Quake Outcasts file for judicial review
A group of owners of vacant and uninsured land is filing for a High Court review today.
A group of owners of vacant and uninsured land is filing for a High Court review today.
A group calling itself Quake Outcasts will file for a judicial review in the High Court in Christchurch today.
Members of the 40-strong group own vacant and uninsured land in the areas made red zones by the government after the Canterbury earthquakes.
The judicial review is due to be filed this afternoon by their lawyer, Grant Cameron. The legal team also includes Francis Cook QC, and Dr Matthew Palmer.
According to local media reports in recent months, the group includes many people who were preparing to build new homes. Others simply enjoyed the space of two adjacent sections while some had inherited property, and others had acquired a section as an investment.

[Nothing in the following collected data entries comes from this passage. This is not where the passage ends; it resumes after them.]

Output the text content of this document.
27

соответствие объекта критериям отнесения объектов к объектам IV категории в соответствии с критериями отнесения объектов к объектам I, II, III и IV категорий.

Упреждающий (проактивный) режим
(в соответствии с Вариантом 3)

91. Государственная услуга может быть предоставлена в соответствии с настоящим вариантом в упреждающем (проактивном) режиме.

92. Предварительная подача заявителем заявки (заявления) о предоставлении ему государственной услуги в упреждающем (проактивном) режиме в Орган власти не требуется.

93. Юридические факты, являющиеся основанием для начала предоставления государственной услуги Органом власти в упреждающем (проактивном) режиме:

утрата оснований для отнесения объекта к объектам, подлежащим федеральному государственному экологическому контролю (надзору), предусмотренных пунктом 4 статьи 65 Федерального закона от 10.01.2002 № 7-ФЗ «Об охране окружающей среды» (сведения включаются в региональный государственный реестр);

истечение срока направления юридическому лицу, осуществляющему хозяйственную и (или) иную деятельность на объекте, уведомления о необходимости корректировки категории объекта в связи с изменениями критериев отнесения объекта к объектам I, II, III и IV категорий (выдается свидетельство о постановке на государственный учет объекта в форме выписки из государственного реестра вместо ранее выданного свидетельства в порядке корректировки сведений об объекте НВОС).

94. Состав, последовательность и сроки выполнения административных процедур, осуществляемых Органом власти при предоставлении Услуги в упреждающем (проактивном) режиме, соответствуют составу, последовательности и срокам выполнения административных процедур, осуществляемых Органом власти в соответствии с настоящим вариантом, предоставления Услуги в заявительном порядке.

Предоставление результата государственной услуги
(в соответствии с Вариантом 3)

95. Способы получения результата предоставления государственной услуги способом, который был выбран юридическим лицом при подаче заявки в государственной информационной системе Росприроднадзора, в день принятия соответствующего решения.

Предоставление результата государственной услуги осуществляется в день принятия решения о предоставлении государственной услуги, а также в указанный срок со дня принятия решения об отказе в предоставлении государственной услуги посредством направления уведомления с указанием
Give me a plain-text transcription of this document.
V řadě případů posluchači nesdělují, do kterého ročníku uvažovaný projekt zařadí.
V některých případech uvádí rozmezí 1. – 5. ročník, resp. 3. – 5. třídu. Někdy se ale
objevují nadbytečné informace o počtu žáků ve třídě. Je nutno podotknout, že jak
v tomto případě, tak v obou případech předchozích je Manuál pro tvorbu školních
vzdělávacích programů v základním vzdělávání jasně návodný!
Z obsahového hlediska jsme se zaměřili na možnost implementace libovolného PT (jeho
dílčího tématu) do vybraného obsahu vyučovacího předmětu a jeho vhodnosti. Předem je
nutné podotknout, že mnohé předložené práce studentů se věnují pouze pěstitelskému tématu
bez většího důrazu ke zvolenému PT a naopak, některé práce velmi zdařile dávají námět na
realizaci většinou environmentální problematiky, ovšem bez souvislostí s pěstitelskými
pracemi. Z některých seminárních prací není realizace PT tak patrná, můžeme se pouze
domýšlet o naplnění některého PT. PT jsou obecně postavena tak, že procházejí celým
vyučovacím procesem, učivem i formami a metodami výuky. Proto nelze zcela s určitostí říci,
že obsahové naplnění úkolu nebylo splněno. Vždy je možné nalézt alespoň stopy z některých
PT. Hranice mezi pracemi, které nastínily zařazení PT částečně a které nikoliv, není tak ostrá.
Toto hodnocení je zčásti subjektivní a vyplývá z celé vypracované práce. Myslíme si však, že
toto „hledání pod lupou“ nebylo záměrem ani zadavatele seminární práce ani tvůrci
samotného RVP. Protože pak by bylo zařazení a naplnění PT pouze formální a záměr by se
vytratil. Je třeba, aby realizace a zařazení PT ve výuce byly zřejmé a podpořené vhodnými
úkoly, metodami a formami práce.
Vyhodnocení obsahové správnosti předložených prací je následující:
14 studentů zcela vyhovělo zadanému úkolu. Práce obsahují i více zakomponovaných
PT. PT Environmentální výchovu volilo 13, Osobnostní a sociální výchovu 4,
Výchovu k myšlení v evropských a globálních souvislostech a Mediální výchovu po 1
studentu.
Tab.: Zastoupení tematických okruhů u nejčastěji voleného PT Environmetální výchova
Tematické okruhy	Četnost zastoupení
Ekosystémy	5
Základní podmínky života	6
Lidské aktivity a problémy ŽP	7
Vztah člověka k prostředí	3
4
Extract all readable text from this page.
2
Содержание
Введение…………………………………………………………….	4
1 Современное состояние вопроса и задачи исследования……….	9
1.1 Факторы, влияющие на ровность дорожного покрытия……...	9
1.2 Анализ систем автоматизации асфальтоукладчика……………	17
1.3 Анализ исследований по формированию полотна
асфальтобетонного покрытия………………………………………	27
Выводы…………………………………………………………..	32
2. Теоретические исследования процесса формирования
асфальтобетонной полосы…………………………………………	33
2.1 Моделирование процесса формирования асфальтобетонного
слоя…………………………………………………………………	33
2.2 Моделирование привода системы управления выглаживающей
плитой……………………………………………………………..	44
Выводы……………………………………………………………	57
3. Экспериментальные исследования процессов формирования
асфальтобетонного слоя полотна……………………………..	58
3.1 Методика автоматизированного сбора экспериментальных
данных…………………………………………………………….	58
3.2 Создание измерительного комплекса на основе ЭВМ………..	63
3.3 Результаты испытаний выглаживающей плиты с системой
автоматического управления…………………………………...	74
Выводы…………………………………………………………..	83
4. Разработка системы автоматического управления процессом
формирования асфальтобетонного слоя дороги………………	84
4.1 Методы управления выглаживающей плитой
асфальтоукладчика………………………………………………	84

A few had chosen not to insure their homes.
The government singled them out for different treatment to owners of red-zoned land with homes on them, and which were mostly all insured. Vacant land cannot be insured.
Instead of offering them the 2007 rateable value of their property, they were offered just half.
The judicial review to be lodged today cites Earthquake Recovery Minister Gerry Brownlee and Canterbury Earthquake Recovery CEO Roger Sutton.
The chairman of the group, Ernest Tsao, says:
Mr Tsao says in a prepared statement that property owners have suffered terribly and the Crown acted with complete disregard for property rights and human rights.